As I watched Doc carve up my brother, I had flashback after flashback to happier times, some long gone, some not so much. I saw him in Rose’s arms, barely hours old, saw myself playing with him as a toddler. Picking him up from kindergarten, driving him around the golf course on a cart. And then there were his birthdays. With each one he grew in size, but he never really did grow up. I’d attended his high school football games, and I’d attended his graduation from McCallie and from Washington and Lee. And you know wha
t? Never in all those years had I seen that boy angry. Never a disparaging or angry word did he utter. He was gentle, kind, and caring, even when he was stoned.
And so I stood quietly by as Doc Sheddon literally took my kid brother apart. Kate stood stoically by my side. That she didn’t approve of my being there was obvious to one and all, but the hell with them, and her too.
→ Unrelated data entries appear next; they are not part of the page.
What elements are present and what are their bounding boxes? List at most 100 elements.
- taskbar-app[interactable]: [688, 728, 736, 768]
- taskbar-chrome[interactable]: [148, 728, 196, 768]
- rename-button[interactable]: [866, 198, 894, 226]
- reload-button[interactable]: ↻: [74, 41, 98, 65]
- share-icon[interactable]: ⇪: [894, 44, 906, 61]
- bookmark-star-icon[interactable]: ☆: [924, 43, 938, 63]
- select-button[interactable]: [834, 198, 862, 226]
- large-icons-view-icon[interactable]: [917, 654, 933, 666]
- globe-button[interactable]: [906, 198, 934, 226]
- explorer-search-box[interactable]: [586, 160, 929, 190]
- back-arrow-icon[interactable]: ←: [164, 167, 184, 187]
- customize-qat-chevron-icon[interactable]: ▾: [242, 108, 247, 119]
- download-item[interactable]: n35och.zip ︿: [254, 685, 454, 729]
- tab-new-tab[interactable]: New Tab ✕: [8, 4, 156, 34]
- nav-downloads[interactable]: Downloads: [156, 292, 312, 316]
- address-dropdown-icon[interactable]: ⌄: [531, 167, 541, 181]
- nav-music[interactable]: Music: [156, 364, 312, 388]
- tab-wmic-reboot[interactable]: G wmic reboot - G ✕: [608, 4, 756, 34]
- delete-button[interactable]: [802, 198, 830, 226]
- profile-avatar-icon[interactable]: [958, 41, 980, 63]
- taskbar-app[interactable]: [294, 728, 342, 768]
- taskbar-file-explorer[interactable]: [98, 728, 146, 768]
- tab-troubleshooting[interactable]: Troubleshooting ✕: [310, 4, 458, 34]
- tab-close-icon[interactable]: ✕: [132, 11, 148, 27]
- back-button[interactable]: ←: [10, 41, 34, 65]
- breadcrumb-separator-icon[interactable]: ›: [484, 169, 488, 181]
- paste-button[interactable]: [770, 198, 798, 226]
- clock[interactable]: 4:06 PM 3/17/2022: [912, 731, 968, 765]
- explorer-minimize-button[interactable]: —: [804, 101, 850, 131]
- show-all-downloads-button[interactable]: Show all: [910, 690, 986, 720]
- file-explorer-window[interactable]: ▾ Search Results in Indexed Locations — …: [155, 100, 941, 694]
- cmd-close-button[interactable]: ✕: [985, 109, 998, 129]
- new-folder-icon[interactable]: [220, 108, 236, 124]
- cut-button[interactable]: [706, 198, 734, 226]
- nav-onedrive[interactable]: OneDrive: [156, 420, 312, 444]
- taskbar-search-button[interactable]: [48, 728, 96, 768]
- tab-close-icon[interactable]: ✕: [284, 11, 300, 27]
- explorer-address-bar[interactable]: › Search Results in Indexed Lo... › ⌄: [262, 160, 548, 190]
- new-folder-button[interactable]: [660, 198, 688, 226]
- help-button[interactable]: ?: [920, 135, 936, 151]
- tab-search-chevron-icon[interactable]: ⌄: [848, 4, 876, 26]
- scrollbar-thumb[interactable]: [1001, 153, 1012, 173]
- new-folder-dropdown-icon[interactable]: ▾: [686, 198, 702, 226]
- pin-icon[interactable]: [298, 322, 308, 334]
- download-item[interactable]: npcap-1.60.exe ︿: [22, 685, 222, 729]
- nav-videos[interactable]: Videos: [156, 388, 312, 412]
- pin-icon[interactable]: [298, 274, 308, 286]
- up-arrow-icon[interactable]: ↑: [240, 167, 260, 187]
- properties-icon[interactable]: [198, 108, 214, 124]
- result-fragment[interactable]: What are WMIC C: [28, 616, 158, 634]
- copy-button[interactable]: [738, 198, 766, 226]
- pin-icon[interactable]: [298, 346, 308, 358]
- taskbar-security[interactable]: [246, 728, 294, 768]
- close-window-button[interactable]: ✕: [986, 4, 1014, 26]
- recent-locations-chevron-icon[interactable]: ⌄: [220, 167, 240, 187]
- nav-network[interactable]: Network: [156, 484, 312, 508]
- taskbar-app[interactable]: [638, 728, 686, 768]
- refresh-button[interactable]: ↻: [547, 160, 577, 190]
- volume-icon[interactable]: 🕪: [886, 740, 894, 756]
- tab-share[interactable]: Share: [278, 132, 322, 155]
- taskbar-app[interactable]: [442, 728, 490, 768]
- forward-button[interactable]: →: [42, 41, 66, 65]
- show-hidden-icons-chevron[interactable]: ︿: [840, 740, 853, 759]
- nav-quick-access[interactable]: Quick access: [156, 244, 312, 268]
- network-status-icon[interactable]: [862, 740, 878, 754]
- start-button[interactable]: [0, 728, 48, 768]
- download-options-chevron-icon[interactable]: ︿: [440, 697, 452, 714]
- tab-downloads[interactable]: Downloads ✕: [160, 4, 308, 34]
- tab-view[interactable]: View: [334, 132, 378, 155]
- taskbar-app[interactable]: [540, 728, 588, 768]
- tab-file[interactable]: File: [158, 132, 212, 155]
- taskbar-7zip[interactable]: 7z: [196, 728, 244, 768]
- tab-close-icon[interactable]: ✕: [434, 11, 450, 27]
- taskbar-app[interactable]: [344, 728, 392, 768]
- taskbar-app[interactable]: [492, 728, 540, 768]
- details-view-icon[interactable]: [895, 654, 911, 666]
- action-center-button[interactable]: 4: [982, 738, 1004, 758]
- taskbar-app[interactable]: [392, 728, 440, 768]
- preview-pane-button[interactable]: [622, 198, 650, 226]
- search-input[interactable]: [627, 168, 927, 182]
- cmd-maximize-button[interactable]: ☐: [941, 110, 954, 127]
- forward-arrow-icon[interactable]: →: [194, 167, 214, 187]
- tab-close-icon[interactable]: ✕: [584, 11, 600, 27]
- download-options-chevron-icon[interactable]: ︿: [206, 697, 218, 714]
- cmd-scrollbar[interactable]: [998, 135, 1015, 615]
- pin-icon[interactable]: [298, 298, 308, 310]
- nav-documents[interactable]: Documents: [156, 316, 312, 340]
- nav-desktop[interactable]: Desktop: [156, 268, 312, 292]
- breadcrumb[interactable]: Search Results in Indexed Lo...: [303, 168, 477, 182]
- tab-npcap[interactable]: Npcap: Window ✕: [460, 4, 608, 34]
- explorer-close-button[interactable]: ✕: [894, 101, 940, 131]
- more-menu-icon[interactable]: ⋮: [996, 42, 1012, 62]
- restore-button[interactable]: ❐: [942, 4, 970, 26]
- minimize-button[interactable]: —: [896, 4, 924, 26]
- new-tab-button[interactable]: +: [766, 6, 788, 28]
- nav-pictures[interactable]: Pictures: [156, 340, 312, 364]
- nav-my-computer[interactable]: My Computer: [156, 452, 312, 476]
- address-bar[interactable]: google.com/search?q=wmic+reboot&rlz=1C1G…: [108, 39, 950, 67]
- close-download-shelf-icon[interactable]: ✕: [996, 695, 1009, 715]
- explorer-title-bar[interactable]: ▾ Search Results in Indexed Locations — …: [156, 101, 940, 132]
Doc? Usually his approach to an autopsy is a lighthearted one, the product of many years dealing with the dead and trying to figure out what happened to them. His banter during the work was sometimes humorous—gallows humor—but never did he disrespect his “clients.” His attitude was that he was the only voice these people had to tell their story, and tell it he would. Many a killer was doing “all day and a night” in prison because Doc’s patients put them there. That day, however, he was subdued. There was no banter, just the drone of his voice for the recorder as he worked his way through the procedure.
“Ligature marks at the ankles and wrists. The victim was restrained, probably with electrical ties…. Severe bruising to the chest, face, jaw, and neck…. Fracture of the fourth cervical vertebrae….”
I’m not going to go into any more of the details. You don’t want to know. Hell, I didn’t want to know, but I had to. What I will tell you is that when that autopsy was finished, I was a changed man, and not for the better.
Amanda was waiting for us when we came out, and she joined us in Doc’s office, where he poured himself a coffee. Nobody else took him up on his offer.